Kendall board OKs higher per diems
By Steve Lord firstname.lastname@example.org April 24, 2012 3:33PM
Updated: May 26, 2012 8:04AM
Kendall County Board members recently supported an increase in the payment board members receive for attending meetings.
The board voted 5-3 in favor of increasing pay for each meeting attended — called a per diem — by $5 in 2016, and by another $5 in 2020.
That means the $85-a-meeting per diem would increase to $90 on Dec. 1, 2016, and to $95 on Dec. 1, 2020. The increase would not affect current board members, or board members who will be elected in November.
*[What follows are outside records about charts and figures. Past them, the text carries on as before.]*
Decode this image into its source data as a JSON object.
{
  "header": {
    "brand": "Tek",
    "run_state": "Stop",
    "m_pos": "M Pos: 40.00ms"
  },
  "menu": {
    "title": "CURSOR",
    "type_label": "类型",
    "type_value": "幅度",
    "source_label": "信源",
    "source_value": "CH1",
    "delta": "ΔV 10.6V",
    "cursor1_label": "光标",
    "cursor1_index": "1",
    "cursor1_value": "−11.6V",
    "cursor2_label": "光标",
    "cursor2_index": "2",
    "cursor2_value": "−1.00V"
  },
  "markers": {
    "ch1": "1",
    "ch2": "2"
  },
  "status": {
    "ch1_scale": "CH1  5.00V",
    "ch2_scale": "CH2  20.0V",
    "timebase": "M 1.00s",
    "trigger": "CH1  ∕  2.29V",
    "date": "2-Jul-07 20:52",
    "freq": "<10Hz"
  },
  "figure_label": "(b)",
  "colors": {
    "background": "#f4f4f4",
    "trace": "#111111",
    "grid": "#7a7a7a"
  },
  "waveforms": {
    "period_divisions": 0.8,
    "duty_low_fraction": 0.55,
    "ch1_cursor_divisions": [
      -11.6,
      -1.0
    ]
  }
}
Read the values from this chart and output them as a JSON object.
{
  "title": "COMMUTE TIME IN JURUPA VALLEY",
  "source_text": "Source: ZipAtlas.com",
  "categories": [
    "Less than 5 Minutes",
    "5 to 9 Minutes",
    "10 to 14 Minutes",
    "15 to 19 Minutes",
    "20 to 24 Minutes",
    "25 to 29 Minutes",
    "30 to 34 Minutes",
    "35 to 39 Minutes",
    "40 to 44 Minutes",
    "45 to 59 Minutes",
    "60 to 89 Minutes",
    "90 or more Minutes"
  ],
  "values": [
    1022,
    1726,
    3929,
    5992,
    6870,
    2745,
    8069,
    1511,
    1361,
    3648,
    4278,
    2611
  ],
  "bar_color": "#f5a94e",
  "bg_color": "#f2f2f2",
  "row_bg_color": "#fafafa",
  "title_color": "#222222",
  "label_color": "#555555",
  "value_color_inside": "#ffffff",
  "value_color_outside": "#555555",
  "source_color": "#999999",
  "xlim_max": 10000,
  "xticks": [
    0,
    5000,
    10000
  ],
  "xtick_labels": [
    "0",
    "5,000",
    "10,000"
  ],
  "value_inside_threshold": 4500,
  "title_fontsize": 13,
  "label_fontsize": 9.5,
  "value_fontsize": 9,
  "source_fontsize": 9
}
Board Chairman John Purcell supported the per diem hike. He responded to opponents of the increase who suggested that if board members declined to take an increase, it would set an example to others who are being asked to sacrifice.
“Board members haven’t had a raise in 10 years, and even with this it’s 14 years,” Purcell said. “If you want to set an example, is that the kind of example you want to set?”
Board member Robert Davidson, who originally suggested the graduated hike, said he considered it a reasonable increase.
“I didn’t take this job for the per diem, but it does help pay the gas, pay the extra phone bill,” he said.
Board member Jeff Wehrli, who ultimately voted against the increase, said he would rather see the county pay for board members to have cell phones, “if we are going to raise the amount of money.” He said he always takes county calls on his own cell phone, but it runs up his bill.
“If I had a county phone, I could give that number out to everyone, carry it with me, I’d always be available,” he said.
Nancy Martin also voted against the increase. She said she never looked at the money made as a board member as enough to make a living on.
“When I got on the board, I didn’t even know you got paid,” she said.
The board voted 6-2 in support of eliminating the extra $3,000-a-year stipends for the chairmen of the Finance and the Planning, Building and Zoning committees.
Davidson and board member Dan Koukol both said they supported keeping the $3,000 stipend for the Finance Committee.
“That is quite a job,” Koukol said. “It takes a lot of time.”
Although board members supported the two initiatives, they will have to vote on them again as part of an overall resolution when they make decisions on other items, such as setting the elected officials’ salaries.